Pasal yang dibatalkan oleh MK yaitu Pasal 97 ayat (1) UU Keimigrasian sepanjang frasa “setiap kali”. Pasal 97 ayat (1) semula berbunyi:
“Jangka waktu Pencegahan berlaku paling lama 6 (enam) bulan dan setiap kali dapat diperpanjang paling lama 6 (enam) bulan”.
sehingga menjadi:
“Jangka waktu Pencegahan berlaku paling lama 6 (enam) bulan dan dapat diperpanjang paling lama 6 (enam) bulan.”

Sebagaimana diatur dalam Pasal 10 ayat (1) huruf d Undang-Undang Nomor 12 Tahun 2011 tentang Pembentukan Peraturan Perundang-Undangan bahwa materi muatan yang harus diatur dengan Undang-Undang berisi materi muatan mengenai tindak lanjut Putusan MK. Oleh karena itu, perlu segera perlu dilakukan perubahan terhadap UU Keimigrasian yang dituangkan dalam rencana perubahan UU Keimigrasian baik sebagai daftar kumulatif terbuka maupun dalam Prolegnas Prioritas Tahunan.
Perlu direformulasi kembali dan diperjelas rumusan ketentuan/pasal mengenai “ke luar wilayah Indonesia”, batasan siapa saja “orang” yang dikenakan penolakan/pencegahan untuk ke luar wilayah Indonesia. Serta sebaiknya pengaturan “ke luar wilayah Indonesia” dimasukkan dalam satu bab/bagian dengan pengaturan “pencegahan” karena pada intinya pengaturan hal tersebut adalah sama yaitu mengenai penolakan/pencegahan orang untuk ke luar wiayah Indonesia.

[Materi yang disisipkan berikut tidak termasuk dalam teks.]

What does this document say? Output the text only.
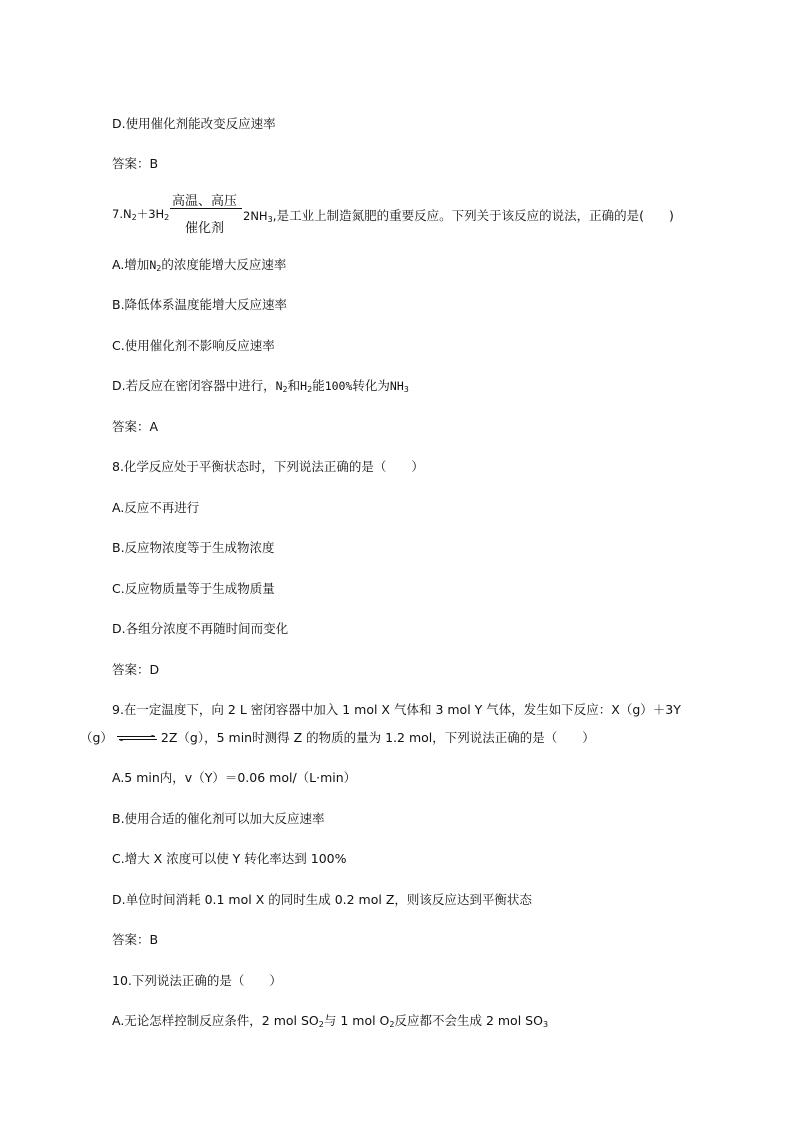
D.使用催化剂能改变反应速率
答案：B
$7.N_2+3H_2$
高温、高压
催化剂
$2NH_3$,是工业上制造氮肥的重要反应。下列关于该反应的说法，正确的是(　　)
A.增加$N_2$的浓度能增大反应速率
B.降低体系温度能增大反应速率
C.使用催化剂不影响反应速率
D.若反应在密闭容器中进行，$N_2$和$H_2$能100%转化为$NH_3$
答案：A
8.化学反应处于平衡状态时，下列说法正确的是（　　）
A.反应不再进行
B.反应物浓度等于生成物浓度
C.反应物质量等于生成物质量
D.各组分浓度不再随时间而变化
答案：D
9.在一定温度下，向 2 L 密闭容器中加入 1 mol X 气体和 3 mol Y 气体，发生如下反应：X（g）＋3Y
（g） ⇌ 2Z（g），5 min时测得 Z 的物质的量为 1.2 mol，下列说法正确的是（　　）
A.5 min内，v（Y）＝0.06 mol/（L·min）
B.使用合适的催化剂可以加大反应速率
C.增大 X 浓度可以使 Y 转化率达到 100%
D.单位时间消耗 0.1 mol X 的同时生成 0.2 mol Z，则该反应达到平衡状态
答案：B
10.下列说法正确的是（　　）
A.无论怎样控制反应条件，2 mol $SO_2$与 1 mol $O_2$反应都不会生成 2 mol $SO_3$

UU Keimigrasian juga belum mengatur mengenai konsekuensi apabila masa pencegahan seseorang telah habis, namun imigrasi masih melakukan pencegahan terhadap orang tersebut, yang diatur dalam UU Keimigrasian hanya mengenai durasi pencegahan yaitu selama 6 bulan dan hanya bisa diperpanjang satu kali saja.